Praveen Sharma, Prabin Basnett, Nakul Sharma, Loknath Chettri:

“We are students of Sikkim Government College, Geyzing, who were expelled from the college for exercising our right to free speech and association guaranteed under the Constitution of India. The fact is that Geyzing College lacks basic infrastructure even after 10 years of its initiation in the year 2010. The students have been raising the demand for the early completion of the college building – meant to be finished by 2015 – for a long time. 

Students therefore organised a demonstration in the month of March 2020 within the college premises after several petitions and representations to concerned departments failed to yield results. The demonstration ended after the intervention of Chief Minister of Sikkim, who invited the students for a meeting in the presence of the education minister, officials, the media, as well as the leaders of the Sikkim Krantikari Morcha Party. The meeting concluded after the Education Department issued a written assurance with a promise to complete the first phase of the work within three months. But, sadly, the work is nowhere near completion even in the month of February 2021. This led to a delegation of 30 students meeting the education minister. However, he completely ignored us even though we waited outside the office of the Education Department for three days. Thereafter, on February 5, we again went to meet the additional chief secretary and requested him to arrange a meeting, but instead of resolving our issues, the police were called in. That night we decided to spend night in the premises of Education Department as we were denied permission to stay at Janata Bhawan (a subsidised public facility). At 10.30 pm, the lights in the premises were put off and the police force dragged us to police vehicle as if the protesting students were dreaded criminals. Various dramatic episodes unfolded after that and the ruling SKM party even called a press conference to label innocent students as “terrorists and anti-nationals”. 

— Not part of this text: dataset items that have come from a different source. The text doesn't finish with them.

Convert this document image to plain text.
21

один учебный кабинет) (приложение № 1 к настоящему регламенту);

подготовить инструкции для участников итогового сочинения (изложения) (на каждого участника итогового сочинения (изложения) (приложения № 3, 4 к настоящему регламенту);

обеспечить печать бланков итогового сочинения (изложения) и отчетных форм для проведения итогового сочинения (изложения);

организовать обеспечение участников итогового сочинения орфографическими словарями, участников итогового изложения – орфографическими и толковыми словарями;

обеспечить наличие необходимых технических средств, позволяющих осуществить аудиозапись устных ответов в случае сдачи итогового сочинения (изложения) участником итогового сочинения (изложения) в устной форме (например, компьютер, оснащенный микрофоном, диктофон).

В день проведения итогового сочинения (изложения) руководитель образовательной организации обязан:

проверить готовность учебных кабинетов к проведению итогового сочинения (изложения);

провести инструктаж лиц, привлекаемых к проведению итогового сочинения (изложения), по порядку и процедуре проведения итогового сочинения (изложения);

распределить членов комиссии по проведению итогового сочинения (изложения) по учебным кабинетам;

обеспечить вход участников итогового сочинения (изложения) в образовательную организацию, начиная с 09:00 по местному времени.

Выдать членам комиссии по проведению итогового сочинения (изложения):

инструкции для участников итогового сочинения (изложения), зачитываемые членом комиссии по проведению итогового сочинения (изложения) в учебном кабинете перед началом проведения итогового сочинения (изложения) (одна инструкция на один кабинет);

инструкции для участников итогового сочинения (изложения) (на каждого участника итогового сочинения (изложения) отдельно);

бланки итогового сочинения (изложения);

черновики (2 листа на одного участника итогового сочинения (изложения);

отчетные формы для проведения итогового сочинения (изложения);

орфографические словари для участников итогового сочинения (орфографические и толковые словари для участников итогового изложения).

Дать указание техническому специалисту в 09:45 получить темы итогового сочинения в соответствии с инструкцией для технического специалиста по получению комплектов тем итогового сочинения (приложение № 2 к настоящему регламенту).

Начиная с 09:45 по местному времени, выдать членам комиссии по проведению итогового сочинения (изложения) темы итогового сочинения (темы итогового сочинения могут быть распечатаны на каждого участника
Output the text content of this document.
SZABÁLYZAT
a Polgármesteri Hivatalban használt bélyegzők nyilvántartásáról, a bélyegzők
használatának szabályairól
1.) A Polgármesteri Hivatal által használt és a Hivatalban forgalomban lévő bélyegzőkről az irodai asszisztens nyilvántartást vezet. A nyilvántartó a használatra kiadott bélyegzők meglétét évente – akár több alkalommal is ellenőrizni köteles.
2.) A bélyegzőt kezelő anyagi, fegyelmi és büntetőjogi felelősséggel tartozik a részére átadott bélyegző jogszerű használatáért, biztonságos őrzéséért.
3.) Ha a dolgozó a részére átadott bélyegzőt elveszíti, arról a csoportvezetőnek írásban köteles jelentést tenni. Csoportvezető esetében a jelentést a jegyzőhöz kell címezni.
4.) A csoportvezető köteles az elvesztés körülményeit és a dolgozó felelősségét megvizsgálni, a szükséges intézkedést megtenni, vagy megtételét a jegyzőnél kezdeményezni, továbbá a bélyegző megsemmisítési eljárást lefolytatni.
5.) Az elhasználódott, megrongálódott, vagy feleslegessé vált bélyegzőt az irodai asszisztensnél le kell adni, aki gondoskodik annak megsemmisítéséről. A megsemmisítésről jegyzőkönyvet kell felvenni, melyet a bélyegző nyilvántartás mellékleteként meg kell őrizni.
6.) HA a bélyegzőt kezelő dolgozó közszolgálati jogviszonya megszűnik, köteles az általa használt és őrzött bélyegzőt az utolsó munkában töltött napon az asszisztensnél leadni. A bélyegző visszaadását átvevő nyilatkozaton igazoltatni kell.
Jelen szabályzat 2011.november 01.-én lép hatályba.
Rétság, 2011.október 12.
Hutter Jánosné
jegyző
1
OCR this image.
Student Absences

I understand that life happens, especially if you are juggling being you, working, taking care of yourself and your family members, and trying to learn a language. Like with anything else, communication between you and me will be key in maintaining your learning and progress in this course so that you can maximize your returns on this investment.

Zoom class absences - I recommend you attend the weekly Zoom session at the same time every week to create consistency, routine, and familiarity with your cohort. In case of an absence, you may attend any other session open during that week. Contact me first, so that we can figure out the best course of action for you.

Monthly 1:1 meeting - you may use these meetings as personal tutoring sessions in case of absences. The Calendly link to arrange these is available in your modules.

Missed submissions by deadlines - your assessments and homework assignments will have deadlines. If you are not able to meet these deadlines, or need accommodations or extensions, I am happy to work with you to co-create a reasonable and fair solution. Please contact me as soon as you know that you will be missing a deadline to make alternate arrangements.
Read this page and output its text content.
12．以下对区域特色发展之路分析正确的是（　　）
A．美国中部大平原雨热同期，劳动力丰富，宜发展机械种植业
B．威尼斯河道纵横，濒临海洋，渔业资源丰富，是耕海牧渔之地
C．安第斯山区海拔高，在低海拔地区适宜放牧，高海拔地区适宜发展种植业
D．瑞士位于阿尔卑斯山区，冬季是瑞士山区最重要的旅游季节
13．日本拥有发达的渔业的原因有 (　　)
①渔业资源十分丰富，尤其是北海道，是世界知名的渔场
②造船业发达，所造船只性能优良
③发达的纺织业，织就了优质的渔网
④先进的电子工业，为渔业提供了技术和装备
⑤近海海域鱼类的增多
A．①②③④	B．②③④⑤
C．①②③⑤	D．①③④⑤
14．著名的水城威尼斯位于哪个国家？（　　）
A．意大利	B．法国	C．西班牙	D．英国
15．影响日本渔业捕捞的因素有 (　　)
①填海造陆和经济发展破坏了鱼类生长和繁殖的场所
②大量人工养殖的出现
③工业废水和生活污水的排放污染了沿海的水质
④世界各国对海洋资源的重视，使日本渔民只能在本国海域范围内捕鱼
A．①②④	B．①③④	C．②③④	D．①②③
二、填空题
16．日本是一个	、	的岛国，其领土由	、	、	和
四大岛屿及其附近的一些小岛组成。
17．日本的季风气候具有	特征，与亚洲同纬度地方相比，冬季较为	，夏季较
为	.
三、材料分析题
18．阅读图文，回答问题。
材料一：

Thereafter, we went back to college and started attending classes but the harassment continued in one form or the other. On February 19, the management called for a parents’ meeting. In that meeting, without giving us an opportunity to express our views, the principal handed expulsion orders to four of us, although more than 30 students had participated in the protest.

Such an arbitrary and illegal decision of the college has left us bewildered. Our future is uncertain and our parents along with us are undergoing huge mental pressure and trauma. A grave injustice has been meted out to us, simply for exercising our rights as students and citizens. We hope media platforms like yours will demand that the college immediately withdraws its expulsion order.